Frost episodes:
our analysis and prospects
for the 2021 vintage

Between the 6th and the 8th of April, France was hit with a severe frost episode that had an impact on all of its vineyards in a historic way. 80% of the country’s vineyards have been affected by extreme temperatures that will have consequences on the 2021 vintage. Overview and situation analysis.

image gelBetween the 6th and the 8th of April, France was hit with a severe frost episode affecting all of its vineyards in a historic way. According to the National Wine Trade Committee (CNIV), 80% of France’s vineyards have been affected. All the means implemented to fight the frost had been activated by the winemakers to heat up the air around the vines and to protect the buds as much as possible: water sprinkling, candles and braziers, windmills and even helicopters to move the hot air around and lift it.

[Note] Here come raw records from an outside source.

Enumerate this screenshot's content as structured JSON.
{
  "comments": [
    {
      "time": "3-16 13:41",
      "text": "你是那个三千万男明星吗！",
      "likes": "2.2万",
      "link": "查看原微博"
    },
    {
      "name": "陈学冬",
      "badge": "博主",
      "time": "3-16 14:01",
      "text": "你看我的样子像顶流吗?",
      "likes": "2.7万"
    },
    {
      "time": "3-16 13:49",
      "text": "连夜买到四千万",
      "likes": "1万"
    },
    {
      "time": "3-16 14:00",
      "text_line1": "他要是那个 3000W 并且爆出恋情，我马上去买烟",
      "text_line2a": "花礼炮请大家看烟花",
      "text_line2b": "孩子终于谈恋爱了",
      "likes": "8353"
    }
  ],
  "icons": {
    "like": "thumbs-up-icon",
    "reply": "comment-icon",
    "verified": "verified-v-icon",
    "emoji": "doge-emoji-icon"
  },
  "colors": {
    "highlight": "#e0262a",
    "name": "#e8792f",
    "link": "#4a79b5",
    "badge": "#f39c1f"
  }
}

The regions of Alsace and Roussillon have been somewhat spared, while other regions have suffered more. Bordeaux’s vineyards were partially affected (about 20%). Burgundy and Rhône Valley also experienced extreme temperatures going down to -5 or -6°C. Jean Soubeyrand, director of the Domain Olivier Leflaive, stated that: “We didn’t have time to look at 100% of the vines, but in Puligny-Montrachet, some plots will not produce wine.” Quentin Chaperon, operations director at U’Wine, visited the winemakers in Burgundy last week. Indeed, he was able to observe buds that were too damaged for a possible regrowth. In this highly affected area, candles were lit at 9 PM to be able to fight the cold throughout the night.

Unfortunately, it is still too early to determine the exact impact it will have on the 2021 vintage. A number of buds may have the chance to grow back but this highly depends on the stage of development of the vine (maturity, exposure, the presence of “cotton”, the villosity of the bud that protects it from the cold) and the terroir (precocity, sensitivity to the cold, natural coolness…). The Grands Crus will certainly be able to endure the consequences of low production for the 2021 vintage, given their solidity and reputation, but the situation will be more complicated for small estates and independent winegrowers. The government announced the activation of an agricultural disaster regime and launched a plan of action to financially support the sector in the coming months.

In any case, 2021 will be the year with a lower yield than the last two years, which has several consequences on the Grands Crus market:

    • Medium term: when the 2021 vintage becomes available on the consumption market in about three years’ time, its limited quantities will push traders to compensate for the profit loss from other vintages, namely 2019 and 2020. These vintages should therefore increase in value, especially as they are of a very high quality.
    • Long term: a vintage with limited production can nevertheless be an interesting one in terms of wine value, like the 2013 vintage. Indeed, its rarity will peak buyer’s interest.